Situazione simile a quella narrata nelle ultime righe di quanto precede, la sta vivendo Portland, che nonostante abbia un Lillard stratosferico e un McCollum che lo segue a ruota, non riesce a costruire un team che possa davvero dire la sua in tutte le zone del campo. Lo schema continua a essere troppo ripetitivo sul numero 0, poco fantasioso sul 3, decisamente nullo sul resto del roster. E’ compito di Stotts mettere mano al suo ingegno, provando a ricucire quei piccoli strappi che per ora non stanno costando molto i suoi, ma che alla lunga, soprattutto considerando le 82 partite regolamentari, possono decisamente tagliare le gambe.
Diversa la situazione di Miami e Washington, analizzabili insieme in termini di vittorie- sconfitte, entrambe 3-8, da tenere separate per quanto riguarda gli obiettivi che dovrebbero porsi. Mentre gli Heat sono stati decisamente spiazzati dall’addio di Wade, punto chiave per tredici anni delle rotazioni della squadra oggi allenata da Spoelstra, i Wizards continuano a viaggiare in una mediocrità che non gli appartiene, visto che di giocatori fondamentali non ne hanno perso nessuno. Wall, Beal, Gortat, ancora tutti con la canotta rossa e blu, stanotte vittoriosa sul parquet casalingo, ma troppe volte sconfitta per motivi non chiari.
Peccato per i Knicks, che hanno ormai trovato in una perfetta rotazione a tre, Anthony-Porzingis-Rose, quello che serviva alla squadra della grande mela, da troppo tempo nei baratri della classifica, che nonostante la sconfitta continua a ondeggiare in un limbo da 5 vittorie e 7 sconfitte. Tornando agli Heat, tanto di cappello per come stanno provando a giocare di squadra, per come cercano di aiutare il compagno in difesa, tornando e rispettando sempre tutti gli schemi in attacco; ma vincere contro i Bucks, che hanno nel solo Antetokounmpo il punto cardine della squadra, non ci vuole poi molto.
Le ultime quattro partite giocate tutte perse, ogni volta con più di due possessi di ritardo (tranne con Chicago, 98-95); il talento che Whiteside e Dragic dovevano tirar fuori ancora non si è visto.

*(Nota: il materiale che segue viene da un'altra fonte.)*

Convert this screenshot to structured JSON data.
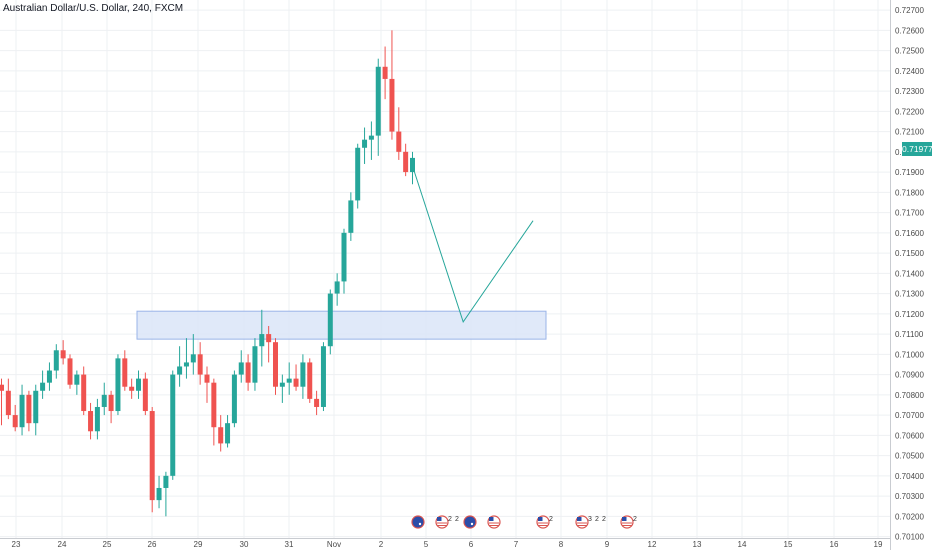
{
  "header": {
    "title": "Australian Dollar/U.S. Dollar, 240, FXCM"
  },
  "last_price": "0.71977",
  "colors": {
    "up": "#26a69a",
    "down": "#ef5350",
    "grid": "#eef0f3",
    "zone_fill": "#dbe5f8",
    "zone_border": "#9ab4e8",
    "projection": "#26a69a",
    "axis_text": "#4a4a4a"
  },
  "chart_data": {
    "type": "candlestick",
    "title": "Australian Dollar/U.S. Dollar, 240, FXCM",
    "symbol": "AUDUSD",
    "timeframe": "240",
    "source": "FXCM",
    "ylim": [
      0.7014,
      0.7273
    ],
    "y_ticks": [
      "0.72700",
      "0.72600",
      "0.72500",
      "0.72400",
      "0.72300",
      "0.72200",
      "0.72100",
      "0.72000",
      "0.71900",
      "0.71800",
      "0.71700",
      "0.71600",
      "0.71500",
      "0.71400",
      "0.71300",
      "0.71200",
      "0.71100",
      "0.71000",
      "0.70900",
      "0.70800",
      "0.70700",
      "0.70600",
      "0.70500",
      "0.70400",
      "0.70300",
      "0.70200",
      "0.70100"
    ],
    "x_ticks": [
      "23",
      "24",
      "25",
      "26",
      "29",
      "30",
      "31",
      "Nov",
      "2",
      "5",
      "6",
      "7",
      "8",
      "9",
      "12",
      "13",
      "14",
      "15",
      "16",
      "19"
    ],
    "candles": [
      {
        "o": 0.7085,
        "h": 0.7088,
        "l": 0.7065,
        "c": 0.7082
      },
      {
        "o": 0.7082,
        "h": 0.7088,
        "l": 0.7068,
        "c": 0.707
      },
      {
        "o": 0.707,
        "h": 0.7075,
        "l": 0.7062,
        "c": 0.7064
      },
      {
        "o": 0.7064,
        "h": 0.7085,
        "l": 0.706,
        "c": 0.708
      },
      {
        "o": 0.708,
        "h": 0.7082,
        "l": 0.7062,
        "c": 0.7066
      },
      {
        "o": 0.7066,
        "h": 0.7085,
        "l": 0.706,
        "c": 0.7082
      },
      {
        "o": 0.7082,
        "h": 0.7092,
        "l": 0.7078,
        "c": 0.7086
      },
      {
        "o": 0.7086,
        "h": 0.7096,
        "l": 0.7082,
        "c": 0.7092
      },
      {
        "o": 0.7092,
        "h": 0.7105,
        "l": 0.7088,
        "c": 0.7102
      },
      {
        "o": 0.7102,
        "h": 0.7107,
        "l": 0.7095,
        "c": 0.7098
      },
      {
        "o": 0.7098,
        "h": 0.71,
        "l": 0.7083,
        "c": 0.7085
      },
      {
        "o": 0.7085,
        "h": 0.7092,
        "l": 0.708,
        "c": 0.709
      },
      {
        "o": 0.709,
        "h": 0.7094,
        "l": 0.707,
        "c": 0.7072
      },
      {
        "o": 0.7072,
        "h": 0.7076,
        "l": 0.7058,
        "c": 0.7062
      },
      {
        "o": 0.7062,
        "h": 0.7078,
        "l": 0.7058,
        "c": 0.7074
      },
      {
        "o": 0.7074,
        "h": 0.7086,
        "l": 0.707,
        "c": 0.708
      },
      {
        "o": 0.708,
        "h": 0.7082,
        "l": 0.7066,
        "c": 0.7072
      },
      {
        "o": 0.7072,
        "h": 0.71,
        "l": 0.707,
        "c": 0.7098
      },
      {
        "o": 0.7098,
        "h": 0.7102,
        "l": 0.7082,
        "c": 0.7084
      },
      {
        "o": 0.7084,
        "h": 0.7088,
        "l": 0.7078,
        "c": 0.7082
      },
      {
        "o": 0.7082,
        "h": 0.7092,
        "l": 0.7078,
        "c": 0.7088
      },
      {
        "o": 0.7088,
        "h": 0.7091,
        "l": 0.707,
        "c": 0.7072
      },
      {
        "o": 0.7072,
        "h": 0.7074,
        "l": 0.7022,
        "c": 0.7028
      },
      {
        "o": 0.7028,
        "h": 0.704,
        "l": 0.7024,
        "c": 0.7034
      },
      {
        "o": 0.7034,
        "h": 0.7042,
        "l": 0.702,
        "c": 0.704
      },
      {
        "o": 0.704,
        "h": 0.7092,
        "l": 0.7038,
        "c": 0.709
      },
      {
        "o": 0.709,
        "h": 0.7104,
        "l": 0.7084,
        "c": 0.7094
      },
      {
        "o": 0.7094,
        "h": 0.7108,
        "l": 0.7088,
        "c": 0.7096
      },
      {
        "o": 0.7096,
        "h": 0.711,
        "l": 0.709,
        "c": 0.71
      },
      {
        "o": 0.71,
        "h": 0.7106,
        "l": 0.7085,
        "c": 0.709
      },
      {
        "o": 0.709,
        "h": 0.7094,
        "l": 0.7076,
        "c": 0.7086
      },
      {
        "o": 0.7086,
        "h": 0.7088,
        "l": 0.7055,
        "c": 0.7064
      },
      {
        "o": 0.7064,
        "h": 0.707,
        "l": 0.7052,
        "c": 0.7056
      },
      {
        "o": 0.7056,
        "h": 0.707,
        "l": 0.7054,
        "c": 0.7066
      },
      {
        "o": 0.7066,
        "h": 0.7092,
        "l": 0.7064,
        "c": 0.709
      },
      {
        "o": 0.709,
        "h": 0.7102,
        "l": 0.7086,
        "c": 0.7096
      },
      {
        "o": 0.7096,
        "h": 0.71,
        "l": 0.7082,
        "c": 0.7086
      },
      {
        "o": 0.7086,
        "h": 0.7108,
        "l": 0.7082,
        "c": 0.7104
      },
      {
        "o": 0.7104,
        "h": 0.7122,
        "l": 0.7094,
        "c": 0.711
      },
      {
        "o": 0.711,
        "h": 0.7114,
        "l": 0.7096,
        "c": 0.7106
      },
      {
        "o": 0.7106,
        "h": 0.7108,
        "l": 0.708,
        "c": 0.7084
      },
      {
        "o": 0.7084,
        "h": 0.709,
        "l": 0.7076,
        "c": 0.7086
      },
      {
        "o": 0.7086,
        "h": 0.7096,
        "l": 0.708,
        "c": 0.7088
      },
      {
        "o": 0.7088,
        "h": 0.7095,
        "l": 0.7082,
        "c": 0.7084
      },
      {
        "o": 0.7084,
        "h": 0.71,
        "l": 0.7078,
        "c": 0.7096
      },
      {
        "o": 0.7096,
        "h": 0.7098,
        "l": 0.7076,
        "c": 0.7078
      },
      {
        "o": 0.7078,
        "h": 0.7082,
        "l": 0.707,
        "c": 0.7074
      },
      {
        "o": 0.7074,
        "h": 0.7106,
        "l": 0.7072,
        "c": 0.7104
      },
      {
        "o": 0.7104,
        "h": 0.7132,
        "l": 0.71,
        "c": 0.713
      },
      {
        "o": 0.713,
        "h": 0.714,
        "l": 0.7124,
        "c": 0.7136
      },
      {
        "o": 0.7136,
        "h": 0.7162,
        "l": 0.713,
        "c": 0.716
      },
      {
        "o": 0.716,
        "h": 0.718,
        "l": 0.7156,
        "c": 0.7176
      },
      {
        "o": 0.7176,
        "h": 0.7204,
        "l": 0.7172,
        "c": 0.7202
      },
      {
        "o": 0.7202,
        "h": 0.7212,
        "l": 0.7194,
        "c": 0.7206
      },
      {
        "o": 0.7206,
        "h": 0.7215,
        "l": 0.7196,
        "c": 0.7208
      },
      {
        "o": 0.7208,
        "h": 0.7246,
        "l": 0.7198,
        "c": 0.7242
      },
      {
        "o": 0.7242,
        "h": 0.7252,
        "l": 0.7226,
        "c": 0.7236
      },
      {
        "o": 0.7236,
        "h": 0.726,
        "l": 0.7206,
        "c": 0.721
      },
      {
        "o": 0.721,
        "h": 0.7222,
        "l": 0.7196,
        "c": 0.72
      },
      {
        "o": 0.72,
        "h": 0.7204,
        "l": 0.7188,
        "c": 0.719
      },
      {
        "o": 0.719,
        "h": 0.72,
        "l": 0.7184,
        "c": 0.7197
      }
    ],
    "support_zone": {
      "y_top": 0.71213,
      "y_bottom": 0.71075
    },
    "projection_path": [
      {
        "bar": 60,
        "y": 0.7193
      },
      {
        "bar": 67.4,
        "y": 0.7116
      },
      {
        "bar": 77.6,
        "y": 0.7166
      }
    ],
    "event_markers": [
      "AUD",
      "USD 2 2",
      "AUD",
      "USD",
      "USD 2",
      "USD 3 2 2",
      "USD 2"
    ]
  }
}
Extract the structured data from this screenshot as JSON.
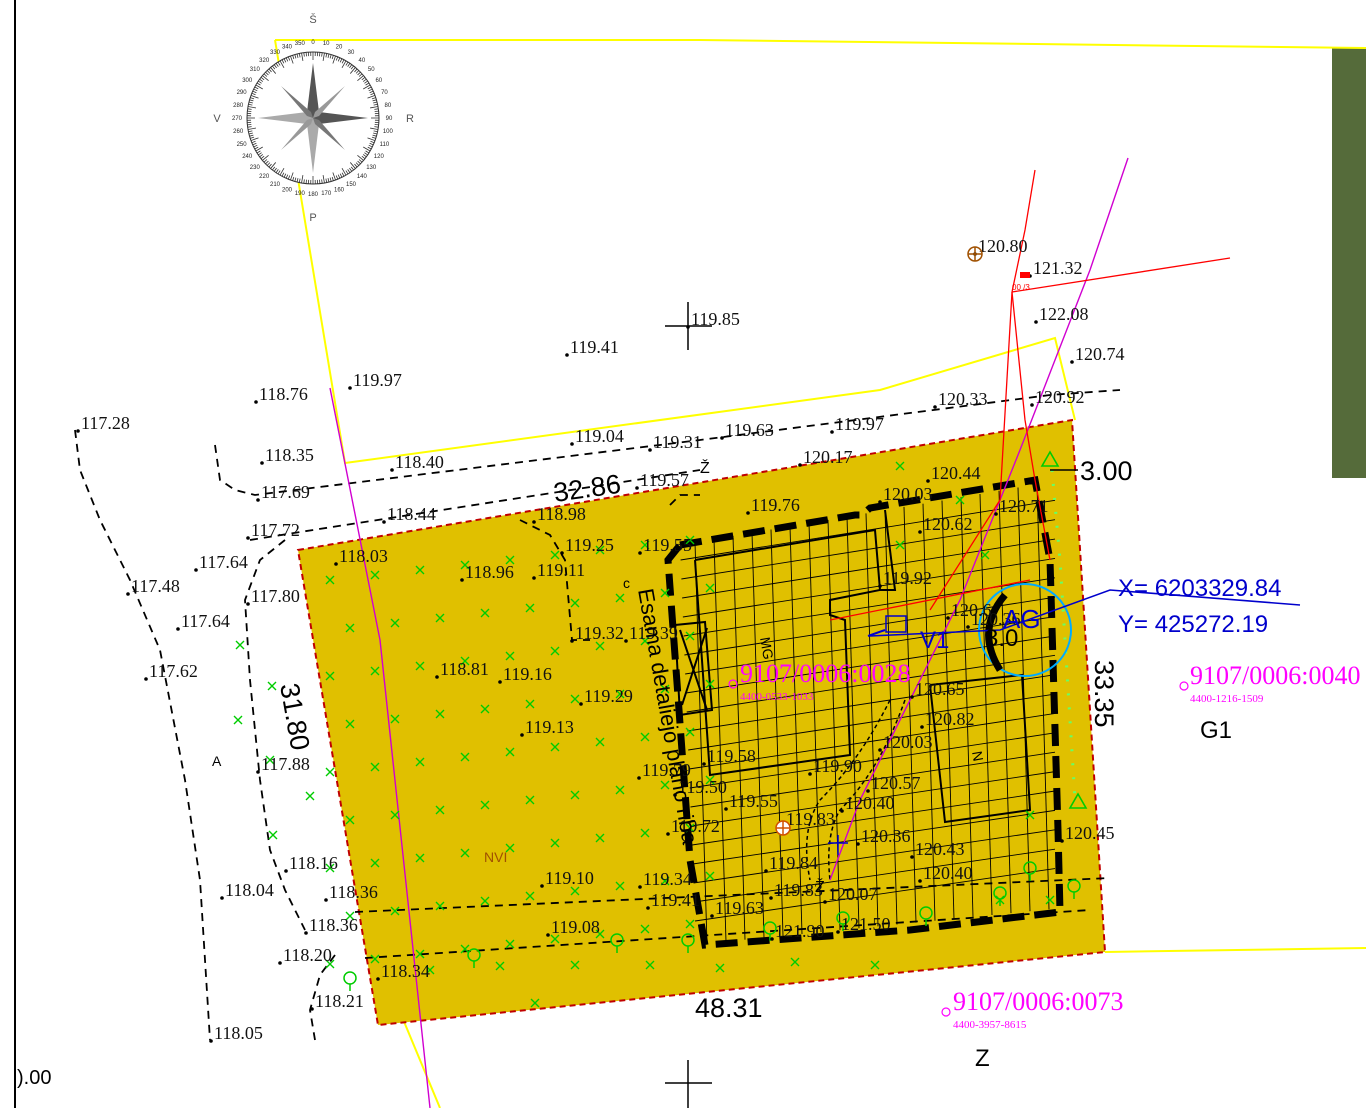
{
  "colors": {
    "plot_fill": "#e0c000",
    "plot_border": "#c00000",
    "neighbor_line": "#ffff00",
    "utility_red": "#ff0000",
    "utility_magenta": "#d000d0",
    "dimension_text": "#000000",
    "parcel_label": "#ff00ff",
    "coordinate_label": "#0000cc",
    "grass_mark": "#00cc00",
    "side_panel": "#556b3a"
  },
  "compass": {
    "north": "Š",
    "south": "P",
    "west": "V",
    "east": "R",
    "degrees": [
      "0",
      "10",
      "20",
      "30",
      "40",
      "50",
      "60",
      "70",
      "80",
      "90",
      "100",
      "110",
      "120",
      "130",
      "140",
      "150",
      "160",
      "170",
      "180",
      "190",
      "200",
      "210",
      "220",
      "230",
      "240",
      "250",
      "260",
      "270",
      "280",
      "290",
      "300",
      "310",
      "320",
      "330",
      "340",
      "350"
    ]
  },
  "elevations": [
    {
      "text": "117.28"
    },
    {
      "text": "118.76"
    },
    {
      "text": "119.97"
    },
    {
      "text": "119.41"
    },
    {
      "text": "119.85"
    },
    {
      "text": "120.80"
    },
    {
      "text": "121.32"
    },
    {
      "text": "122.08"
    },
    {
      "text": "120.74"
    },
    {
      "text": "120.33"
    },
    {
      "text": "120.92"
    },
    {
      "text": "118.35"
    },
    {
      "text": "118.40"
    },
    {
      "text": "119.04"
    },
    {
      "text": "119.31"
    },
    {
      "text": "119.63"
    },
    {
      "text": "119.97"
    },
    {
      "text": "120.17"
    },
    {
      "text": "119.57"
    },
    {
      "text": "120.44"
    },
    {
      "text": "117.69"
    },
    {
      "text": "117.72"
    },
    {
      "text": "118.44"
    },
    {
      "text": "118.98"
    },
    {
      "text": "119.76"
    },
    {
      "text": "120.03"
    },
    {
      "text": "120.71"
    },
    {
      "text": "120.62"
    },
    {
      "text": "117.64"
    },
    {
      "text": "118.03"
    },
    {
      "text": "119.25"
    },
    {
      "text": "119.55"
    },
    {
      "text": "117.48"
    },
    {
      "text": "118.96"
    },
    {
      "text": "119.11"
    },
    {
      "text": "119.92"
    },
    {
      "text": "117.80"
    },
    {
      "text": "120.6"
    },
    {
      "text": "117.64"
    },
    {
      "text": "119.32"
    },
    {
      "text": "119.39"
    },
    {
      "text": "120.36"
    },
    {
      "text": "117.62"
    },
    {
      "text": "118.81"
    },
    {
      "text": "119.16"
    },
    {
      "text": "119.29"
    },
    {
      "text": "120.65"
    },
    {
      "text": "119.13"
    },
    {
      "text": "120.82"
    },
    {
      "text": "120.03"
    },
    {
      "text": "117.88"
    },
    {
      "text": "119.58"
    },
    {
      "text": "119.79"
    },
    {
      "text": "119.90"
    },
    {
      "text": "119.50"
    },
    {
      "text": "120.57"
    },
    {
      "text": "119.55"
    },
    {
      "text": "120.40"
    },
    {
      "text": "119.72"
    },
    {
      "text": "119.83"
    },
    {
      "text": "120.36"
    },
    {
      "text": "120.45"
    },
    {
      "text": "120.43"
    },
    {
      "text": "118.16"
    },
    {
      "text": "119.84"
    },
    {
      "text": "120.40"
    },
    {
      "text": "118.04"
    },
    {
      "text": "118.36"
    },
    {
      "text": "119.10"
    },
    {
      "text": "119.34"
    },
    {
      "text": "119.83"
    },
    {
      "text": "120.07"
    },
    {
      "text": "119.41"
    },
    {
      "text": "119.63"
    },
    {
      "text": "118.36"
    },
    {
      "text": "119.08"
    },
    {
      "text": "121.90"
    },
    {
      "text": "121.50"
    },
    {
      "text": "118.20"
    },
    {
      "text": "118.34"
    },
    {
      "text": "118.21"
    },
    {
      "text": "118.05"
    }
  ],
  "dimensions": {
    "north_side": "32.86",
    "east_top": "3.00",
    "west_side": "31.80",
    "east_side": "33.35",
    "south_side": "48.31"
  },
  "street_marks": {
    "z_top": "Ž",
    "z_bottom": "Ž"
  },
  "labels": {
    "note_rotated": "Esama detaliejo plano riba",
    "letter_c": "c",
    "letter_a": "A",
    "building_mg": "MG",
    "building_n": "N",
    "ag": "AG",
    "ag_value": "3.0",
    "v1": "V1",
    "nvi": "NVI",
    "bottom_left_value": ").00",
    "pole_tag": "00 /3"
  },
  "coordinates": {
    "x": "X= 6203329.84",
    "y": "Y= 425272.19"
  },
  "parcels": [
    {
      "id": "9107/0006:0028",
      "sub": "4400-0533-1033"
    },
    {
      "id": "9107/0006:0040",
      "sub": "4400-1216-1509",
      "zone": "G1"
    },
    {
      "id": "9107/0006:0073",
      "sub": "4400-3957-8615",
      "zone": "Z"
    }
  ]
}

Così come sta succedendo a Milwaukee, team decisamente giovane, dove l’unico che ha mostrato per ora tutto il suo arsenale e sta reggendo la baracca, è il greco con il numero 34. Dellavedova è l’ombra del giocatore Cavs, Parker è ancora un punto interrogativo, Monroe si spera possa fare meglio di quanto abbia fatto con Detroit. E’ così Milwaukee, un cumulo di speranza che per ora ne ha vinte 5 e perse 6, che non si sa cosa farà domani, figurarsi tra 3 mesi.
Ma come detto all’inizio, può sempre arrivare quel vento diverso, quel momento inaspettato che cambia tutto. Un’essenza che senza essere avvertita, senza presentazione, s’impone ergendosi in piedi di fronte a qualcuno o a qualcosa, toccando tutti coloro che faranno parte di un mondo che deve cambiare per poter andare avanti. E in questo sport, su questo pianeta, su quei parquet, è davvero possibile che accada.